Edit: Fixed the matrices in the example. There were inconsistencies at the end. I've figured out that any inconsistencies there mean there is no solution. In the updated example a solution does exist for sure, and this results in no inconsistencies at the end. However I still cannot solve it

• Calvin Lin over 8 years
Note that your last line, and fourth last line are inconsistent with each other. So is your second last and third last line.
• Marc van Leeuwen over 8 years
Gaussian elimanation works over fields, only. So it is no surprise tht it does not provide a fool-proof method for solving a system over $\Bbb Z/4\Bbb Z$.
• Cedric Mamo over 8 years
@calvin I noticed that about the inconsistent lines just now, was going to write about it.
• Cedric Mamo over 8 years
@MarcvanLeeuwen Pardon my ignorance, but how can I know if a ring is a field or not? (I'm not a mathematician, I'm just playing with numbers xD)
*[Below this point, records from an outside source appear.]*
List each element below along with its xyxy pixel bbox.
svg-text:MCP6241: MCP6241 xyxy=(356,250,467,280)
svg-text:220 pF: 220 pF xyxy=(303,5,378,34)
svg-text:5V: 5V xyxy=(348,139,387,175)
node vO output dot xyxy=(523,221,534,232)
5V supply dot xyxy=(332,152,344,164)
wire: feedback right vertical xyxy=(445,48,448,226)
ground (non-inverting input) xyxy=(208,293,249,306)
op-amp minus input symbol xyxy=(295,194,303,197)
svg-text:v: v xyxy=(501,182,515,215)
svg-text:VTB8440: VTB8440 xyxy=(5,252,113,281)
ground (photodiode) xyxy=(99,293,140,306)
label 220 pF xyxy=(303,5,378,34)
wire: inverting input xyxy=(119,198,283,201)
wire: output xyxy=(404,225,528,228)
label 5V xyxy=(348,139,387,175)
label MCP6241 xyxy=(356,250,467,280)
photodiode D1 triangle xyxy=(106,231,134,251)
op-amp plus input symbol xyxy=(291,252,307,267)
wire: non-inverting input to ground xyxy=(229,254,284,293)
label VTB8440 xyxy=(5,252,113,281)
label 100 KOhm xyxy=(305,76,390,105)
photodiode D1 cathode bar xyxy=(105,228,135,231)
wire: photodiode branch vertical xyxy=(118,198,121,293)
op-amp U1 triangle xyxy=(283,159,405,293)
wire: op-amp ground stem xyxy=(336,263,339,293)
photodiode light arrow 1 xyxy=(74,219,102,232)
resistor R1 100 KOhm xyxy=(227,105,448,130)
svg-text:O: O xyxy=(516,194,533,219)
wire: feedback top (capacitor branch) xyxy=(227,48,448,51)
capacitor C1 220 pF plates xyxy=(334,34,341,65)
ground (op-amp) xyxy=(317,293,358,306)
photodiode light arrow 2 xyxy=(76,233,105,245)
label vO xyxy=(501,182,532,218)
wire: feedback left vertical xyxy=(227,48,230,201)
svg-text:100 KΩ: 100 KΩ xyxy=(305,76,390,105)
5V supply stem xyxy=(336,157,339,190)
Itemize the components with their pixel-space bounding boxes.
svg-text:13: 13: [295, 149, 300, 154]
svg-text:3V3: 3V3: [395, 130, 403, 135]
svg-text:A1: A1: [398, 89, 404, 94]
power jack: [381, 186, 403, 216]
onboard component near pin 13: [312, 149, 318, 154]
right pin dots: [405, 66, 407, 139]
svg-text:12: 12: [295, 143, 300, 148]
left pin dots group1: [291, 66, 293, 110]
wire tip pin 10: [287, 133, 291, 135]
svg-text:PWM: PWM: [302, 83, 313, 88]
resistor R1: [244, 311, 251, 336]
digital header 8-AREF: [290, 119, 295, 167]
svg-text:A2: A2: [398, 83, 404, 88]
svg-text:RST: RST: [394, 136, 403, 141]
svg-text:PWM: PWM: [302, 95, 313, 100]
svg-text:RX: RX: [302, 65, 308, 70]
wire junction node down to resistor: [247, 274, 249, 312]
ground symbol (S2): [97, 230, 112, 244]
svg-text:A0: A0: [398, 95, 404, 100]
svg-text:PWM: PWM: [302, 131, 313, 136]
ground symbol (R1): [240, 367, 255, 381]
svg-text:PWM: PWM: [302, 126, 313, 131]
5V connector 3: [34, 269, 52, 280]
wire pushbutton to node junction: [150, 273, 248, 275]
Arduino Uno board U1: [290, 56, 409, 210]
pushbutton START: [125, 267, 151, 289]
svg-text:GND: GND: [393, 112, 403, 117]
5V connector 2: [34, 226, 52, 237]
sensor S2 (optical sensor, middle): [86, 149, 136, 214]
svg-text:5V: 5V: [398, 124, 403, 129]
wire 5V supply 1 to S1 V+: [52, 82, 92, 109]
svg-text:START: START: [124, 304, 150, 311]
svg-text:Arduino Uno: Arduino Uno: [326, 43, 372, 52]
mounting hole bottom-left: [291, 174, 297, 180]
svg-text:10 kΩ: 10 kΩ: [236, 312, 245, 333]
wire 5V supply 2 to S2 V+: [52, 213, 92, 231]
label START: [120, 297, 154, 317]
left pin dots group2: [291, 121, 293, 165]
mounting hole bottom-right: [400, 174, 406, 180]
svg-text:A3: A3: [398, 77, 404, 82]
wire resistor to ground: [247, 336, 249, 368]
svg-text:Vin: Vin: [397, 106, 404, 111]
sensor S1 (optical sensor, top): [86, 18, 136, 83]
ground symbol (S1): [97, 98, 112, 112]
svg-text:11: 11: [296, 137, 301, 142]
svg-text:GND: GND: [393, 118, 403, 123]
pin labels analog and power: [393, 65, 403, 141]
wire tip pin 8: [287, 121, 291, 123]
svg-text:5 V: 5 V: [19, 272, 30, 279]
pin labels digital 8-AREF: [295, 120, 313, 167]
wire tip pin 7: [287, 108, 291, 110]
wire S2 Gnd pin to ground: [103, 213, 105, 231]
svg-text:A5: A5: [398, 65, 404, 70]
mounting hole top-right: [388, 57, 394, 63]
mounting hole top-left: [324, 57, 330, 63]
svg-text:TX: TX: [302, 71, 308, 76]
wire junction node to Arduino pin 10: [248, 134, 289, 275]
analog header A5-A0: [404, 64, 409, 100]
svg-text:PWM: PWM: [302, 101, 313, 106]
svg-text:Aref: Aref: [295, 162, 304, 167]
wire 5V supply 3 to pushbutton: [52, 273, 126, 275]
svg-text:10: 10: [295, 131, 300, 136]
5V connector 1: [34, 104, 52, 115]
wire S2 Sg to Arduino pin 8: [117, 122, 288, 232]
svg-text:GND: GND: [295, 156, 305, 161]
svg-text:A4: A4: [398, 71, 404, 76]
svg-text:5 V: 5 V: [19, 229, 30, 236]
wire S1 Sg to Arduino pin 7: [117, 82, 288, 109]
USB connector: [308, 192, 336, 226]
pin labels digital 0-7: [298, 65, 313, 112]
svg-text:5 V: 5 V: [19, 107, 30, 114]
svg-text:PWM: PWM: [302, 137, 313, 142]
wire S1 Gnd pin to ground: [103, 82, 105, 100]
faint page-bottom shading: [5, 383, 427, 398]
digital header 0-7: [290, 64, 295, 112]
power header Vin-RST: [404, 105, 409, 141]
• Marc van Leeuwen over 8 years
Well, if you can divide by any nonzero element, it is a field, otherwise it is not. In $\Bbb Z/4\Bbb Z$ you cannot divide by$~2$ as you noticed, so it is not a field. In general $\Bbb Z/n\Bbb Z$ is only a field when $n$ is a prime number.
• Erick Wong over 8 years
@MarcvanLeeuwen True, not foolproof, but the logic should be sound regardless of whether one is operating in a ring or a field. In particular Gaussian elimination should not have turned a consistent system into an inconsistent one, so I think the original question is worth asking.
• Cedric Mamo over 8 years
In that example I must have built the original matrix badly (a mistake in the rightmost column), but I did notice that when the game does have a solution, the lines at the end (while not in reduced row echelon form) are consistent. If the game is unsolvable then the inconsistencies arise. So at the very least I can know whether a solution exists or not, but not what it is. Interestingly if the board is any other size (3x4, 5x5, 7x7, 6x6) then the game is perfectly solved. Maybe the ring size and the matrix height (4 and 16 respectively) are related somehow. Oh well, thanks for your comments
• user7530 over 8 years
More generally: is there an algorithm akin to Gaussian elimination for solving linear systems modulo a prime power? Interesting question.
• Cedric Mamo over 8 years
If this cannot be solved using this system, Can anyone point me in the direction of a method used to solve such linear systems, if it exists. I don't necessarily expect an answer to this question, just a poke in the right direction, I'll research it myself. As I said, I'm not a mathematician, I just enjoy playing with numbers occasionally, and learn whatever I need to make them work as I go along
• Marc van Leeuwen over 8 years
Actually the example system is not very problematic. The equation in the last line is $2x_{14}+2x_{15}\equiv2\pmod4$, which you can divide by$~2$ to give $x_{14}+x_{15}\equiv1\pmod2$. Since the modulus is reduced to$~2$ here, it corresponds modulo$~4$ to an additional freedom. Suppose $x_{15}$ is chosen as a free parameter (modulo$~4$) in you solution, then you can use this equation to set $x_{14}=1+2p-x_{15}$ in $\Bbb Z/4\Bbb Z$ for an additional parameter $p\in\Bbb Z/4\Bbb Z$ (but of which only the parity matters).